Joe Girardi, almost certainly gone.
Buddy Bell, most likely not gone.
Clint Hurdle, probably not gone, either.
Clearly, I've been thinking about this managing baseball games thing the wrong way. Differing opinions on the actual value of a manager aside, it used to be that winning or losing was the measure by which a manager could check his job security. Apparently, this is no longer the case.
Now, Girardi is not quite the spotless saint of the double switch that some folks would have you believe. His bullpen usage patterns can best be described as quirky, his notion of the defensive replacement apparently precludes the word "defense", and it's never a good idea to tell the guy who signs your paychecks to shut the [word redacted for the sake of Boston University hockey fans] up. On the other hand, Girardi did get sandbagged by the Marlins' ever-so-aboveboard ownership, having signed on to run a team that had guys like Mike Lowell (oops), Josh Beckett, (sorry about that), and a few other guys who actually need to shave more than once a week on it. Believe it or not, I honestly didn't think the Marlins were going to be all that bad this year - no team with Dontrelle Willis, Miguel Cabrera, and the double fistful of top prospects the Marlins had looted from other teams over the winter really should be - but even so, Girardi deserves a lot of credit for keeping the team in the race long after squads with multiples of the Marlins' payroll have quit or been kicked to the curb. That by itself doesn't mean he should keep his job, but it's a good recommendation for whoever hires him next.
Sometimes, the combo of management and manager just doesn't work. Just ask Paul DePodesta and Jim Tracy about that one.
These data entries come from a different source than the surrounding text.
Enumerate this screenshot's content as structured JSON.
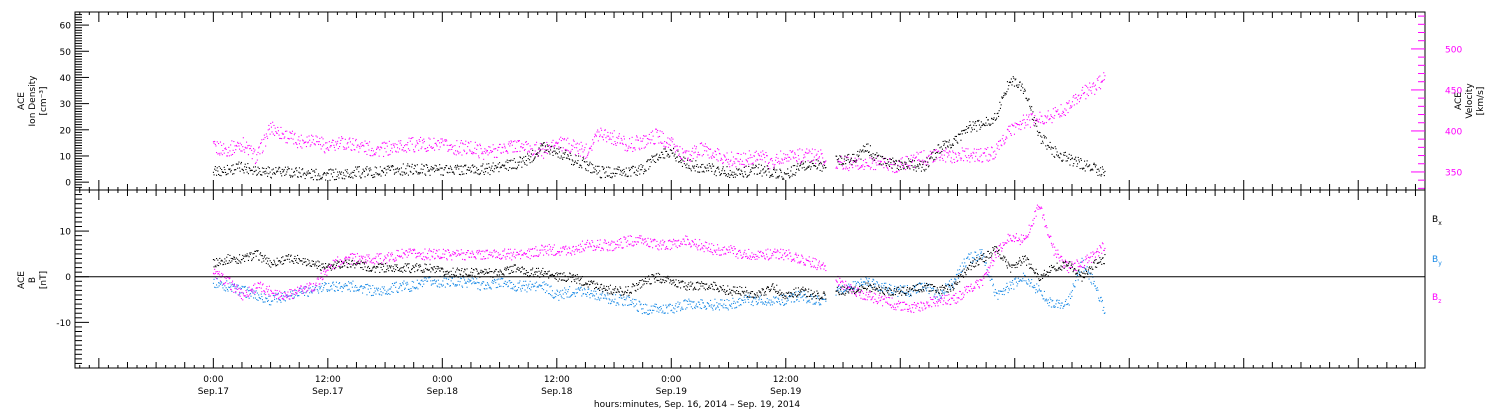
{
  "chart_data": [
    {
      "type": "scatter",
      "panel": "top",
      "left_axis": {
        "title_lines": [
          "ACE",
          "Ion Density",
          "[cm⁻³]"
        ],
        "ylim": [
          -3,
          65
        ],
        "ticks": [
          "0",
          "10",
          "20",
          "30",
          "40",
          "50",
          "60"
        ],
        "tick_values": [
          0,
          10,
          20,
          30,
          40,
          50,
          60
        ]
      },
      "right_axis": {
        "title_lines": [
          "ACE",
          "Velocity",
          "[km/s]"
        ],
        "ylim": [
          328,
          545
        ],
        "ticks": [
          "350",
          "400",
          "450",
          "500"
        ],
        "tick_values": [
          350,
          400,
          450,
          500
        ]
      },
      "series": [
        {
          "color": "#000000",
          "axis": "left",
          "gap_hours": [
            [
              64.2,
              65.2
            ],
            [
              93.5,
              96.0
            ]
          ],
          "x_hours": [
            -0.05,
            1.5,
            3,
            4.5,
            6,
            7.5,
            9,
            10.5,
            12,
            13.5,
            15,
            16.5,
            18,
            19.5,
            21,
            22.5,
            24,
            25.5,
            27,
            28.5,
            30,
            31.5,
            33,
            34.5,
            36,
            37.5,
            39,
            40.5,
            42,
            43.5,
            45,
            46.5,
            48,
            49.5,
            51,
            52.5,
            54,
            55.5,
            57,
            58.5,
            60,
            61.5,
            63,
            64,
            65.5,
            67,
            68.5,
            70,
            71.5,
            73,
            74.5,
            76,
            77.5,
            79,
            80.5,
            82,
            83.5,
            85,
            86.5,
            88,
            89.5,
            91,
            92.5,
            93.4
          ],
          "values": [
            4,
            5,
            6,
            5,
            4,
            4,
            4,
            3,
            3,
            3,
            4,
            4,
            4,
            5,
            5,
            5,
            5,
            5,
            5,
            5,
            6,
            7,
            9,
            14,
            12,
            9,
            7,
            4,
            4,
            4,
            5,
            10,
            12,
            7,
            6,
            5,
            4,
            4,
            5,
            4,
            3,
            6,
            7,
            6,
            9,
            9,
            13,
            8,
            7,
            7,
            6,
            13,
            15,
            21,
            22,
            25,
            40,
            35,
            18,
            12,
            9,
            7,
            5,
            4
          ]
        },
        {
          "color": "#ff00ff",
          "axis": "right",
          "gap_hours": [
            [
              64.2,
              65.2
            ],
            [
              93.5,
              96.0
            ]
          ],
          "x_hours": [
            -0.05,
            1.5,
            3,
            4.5,
            6,
            7.5,
            9,
            10.5,
            12,
            13.5,
            15,
            16.5,
            18,
            19.5,
            21,
            22.5,
            24,
            25.5,
            27,
            28.5,
            30,
            31.5,
            33,
            34.5,
            36,
            37.5,
            39,
            40.5,
            42,
            43.5,
            45,
            46.5,
            48,
            49.5,
            51,
            52.5,
            54,
            55.5,
            57,
            58.5,
            60,
            61.5,
            63,
            64,
            65.5,
            67,
            68.5,
            70,
            71.5,
            73,
            74.5,
            76,
            77.5,
            79,
            80.5,
            82,
            83.5,
            85,
            86.5,
            88,
            89.5,
            91,
            92.5,
            93.4
          ],
          "values": [
            380,
            378,
            385,
            368,
            405,
            395,
            388,
            392,
            380,
            386,
            384,
            378,
            378,
            382,
            384,
            384,
            382,
            380,
            380,
            374,
            378,
            383,
            380,
            376,
            385,
            382,
            376,
            400,
            392,
            383,
            388,
            395,
            384,
            368,
            378,
            372,
            366,
            365,
            372,
            362,
            372,
            370,
            370,
            368,
            362,
            360,
            360,
            362,
            358,
            364,
            368,
            370,
            370,
            372,
            370,
            375,
            402,
            412,
            415,
            420,
            430,
            445,
            455,
            465
          ]
        }
      ]
    },
    {
      "type": "scatter",
      "panel": "bottom",
      "left_axis": {
        "title_lines": [
          "ACE",
          "B",
          "[nT]"
        ],
        "ylim": [
          -20,
          19
        ],
        "ticks": [
          "-10",
          "0",
          "10"
        ],
        "tick_values": [
          -10,
          0,
          10
        ]
      },
      "zero_line": true,
      "series": [
        {
          "name": "Bx",
          "color": "#000000",
          "gap_hours": [
            [
              64.2,
              65.2
            ]
          ],
          "x_hours": [
            -0.05,
            1.5,
            3,
            4.5,
            6,
            7.5,
            9,
            10.5,
            12,
            13.5,
            15,
            16.5,
            18,
            19.5,
            21,
            22.5,
            24,
            25.5,
            27,
            28.5,
            30,
            31.5,
            33,
            34.5,
            36,
            37.5,
            39,
            40.5,
            42,
            43.5,
            45,
            46.5,
            48,
            49.5,
            51,
            52.5,
            54,
            55.5,
            57,
            58.5,
            60,
            61.5,
            63,
            64,
            65.5,
            67,
            68.5,
            70,
            71.5,
            73,
            74.5,
            76,
            77.5,
            79,
            80.5,
            82,
            83.5,
            85,
            86.5,
            88,
            89.5,
            91,
            92.5,
            93.4
          ],
          "values": [
            3,
            4,
            4,
            5,
            3,
            4,
            4,
            3,
            2,
            3,
            3,
            2,
            2,
            2,
            2,
            2,
            1,
            1,
            1,
            1,
            1,
            2,
            1,
            1,
            0,
            0,
            -1,
            -2,
            -3,
            -3,
            -1,
            0,
            -1,
            -2,
            -2,
            -2,
            -3,
            -3,
            -4,
            -2,
            -4,
            -3,
            -4,
            -4,
            -3,
            -3,
            -2,
            -3,
            -3,
            -3,
            -2,
            -3,
            -2,
            2,
            4,
            6,
            2,
            4,
            0,
            2,
            3,
            0,
            3,
            4
          ]
        },
        {
          "name": "By",
          "color": "#1a8ae6",
          "gap_hours": [
            [
              64.2,
              65.2
            ]
          ],
          "x_hours": [
            -0.05,
            1.5,
            3,
            4.5,
            6,
            7.5,
            9,
            10.5,
            12,
            13.5,
            15,
            16.5,
            18,
            19.5,
            21,
            22.5,
            24,
            25.5,
            27,
            28.5,
            30,
            31.5,
            33,
            34.5,
            36,
            37.5,
            39,
            40.5,
            42,
            43.5,
            45,
            46.5,
            48,
            49.5,
            51,
            52.5,
            54,
            55.5,
            57,
            58.5,
            60,
            61.5,
            63,
            64,
            65.5,
            67,
            68.5,
            70,
            71.5,
            73,
            74.5,
            76,
            77.5,
            79,
            80.5,
            82,
            83.5,
            85,
            86.5,
            88,
            89.5,
            91,
            92.5,
            93.4
          ],
          "values": [
            -1,
            -2,
            -3,
            -4,
            -5,
            -4,
            -3,
            -3,
            -2,
            -2,
            -2,
            -3,
            -3,
            -2,
            -2,
            -1,
            -1,
            -1,
            -1,
            -2,
            -1,
            -2,
            -2,
            -2,
            -4,
            -3,
            -3,
            -4,
            -5,
            -5,
            -7,
            -7,
            -7,
            -6,
            -6,
            -6,
            -6,
            -5,
            -5,
            -5,
            -5,
            -4,
            -5,
            -5,
            -3,
            -2,
            -1,
            -2,
            -3,
            -3,
            -2,
            -4,
            -1,
            4,
            5,
            -4,
            -2,
            0,
            -3,
            -6,
            -6,
            3,
            -2,
            -8
          ]
        },
        {
          "name": "Bz",
          "color": "#ff00ff",
          "gap_hours": [
            [
              64.2,
              65.2
            ]
          ],
          "x_hours": [
            -0.05,
            1.5,
            3,
            4.5,
            6,
            7.5,
            9,
            10.5,
            12,
            13.5,
            15,
            16.5,
            18,
            19.5,
            21,
            22.5,
            24,
            25.5,
            27,
            28.5,
            30,
            31.5,
            33,
            34.5,
            36,
            37.5,
            39,
            40.5,
            42,
            43.5,
            45,
            46.5,
            48,
            49.5,
            51,
            52.5,
            54,
            55.5,
            57,
            58.5,
            60,
            61.5,
            63,
            64,
            65.5,
            67,
            68.5,
            70,
            71.5,
            73,
            74.5,
            76,
            77.5,
            79,
            80.5,
            82,
            83.5,
            85,
            86.5,
            88,
            89.5,
            91,
            92.5,
            93.4
          ],
          "values": [
            1,
            -1,
            -4,
            -2,
            -3,
            -4,
            -3,
            -2,
            2,
            4,
            4,
            4,
            4,
            5,
            5,
            5,
            5,
            5,
            5,
            5,
            5,
            5,
            5,
            6,
            6,
            6,
            7,
            7,
            7,
            8,
            8,
            7,
            7,
            8,
            7,
            6,
            6,
            5,
            5,
            5,
            5,
            4,
            3,
            2,
            -1,
            -3,
            -4,
            -5,
            -6,
            -7,
            -6,
            -5,
            -5,
            -3,
            -1,
            5,
            9,
            8,
            16,
            6,
            2,
            3,
            5,
            7
          ]
        }
      ],
      "legend": {
        "placement": "right",
        "entries": [
          {
            "base": "B",
            "sub": "x",
            "color": "#000000"
          },
          {
            "base": "B",
            "sub": "y",
            "color": "#1a8ae6"
          },
          {
            "base": "B",
            "sub": "z",
            "color": "#ff00ff"
          }
        ]
      }
    }
  ],
  "x_axis": {
    "range_hours": [
      -14.5,
      127
    ],
    "time_labels": [
      {
        "hour": 0,
        "time": "0:00",
        "date": "Sep.17"
      },
      {
        "hour": 12,
        "time": "12:00",
        "date": "Sep.17"
      },
      {
        "hour": 24,
        "time": "0:00",
        "date": "Sep.18"
      },
      {
        "hour": 36,
        "time": "12:00",
        "date": "Sep.18"
      },
      {
        "hour": 48,
        "time": "0:00",
        "date": "Sep.19"
      },
      {
        "hour": 60,
        "time": "12:00",
        "date": "Sep.19"
      }
    ],
    "title": "hours:minutes, Sep. 16, 2014 – Sep. 19, 2014"
  }
}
In cases like that, if there's truly a philosophical incompatibility, it's inevitable and appropriate that someone move on. Usually it's the manager in that case, simply because water and power both flow downhill. If that's the case in Florida, then the Cubs are most likely going to get themselves a pretty good manager next year, one who clearly knows how to handle kids better than Dusty Baker ever did, and it will work out best for everyone.
If, however, this is about Girardi telling Jeffty Loria to put a sock in his piehole rather than continuing to rant and thus potentially aliening the umpire even further, then it's just pathetic. Once again, Loria will have taken a hatchet to his own team, and this time there isn't even the clear benefit of a looming MLB buyout to explain why.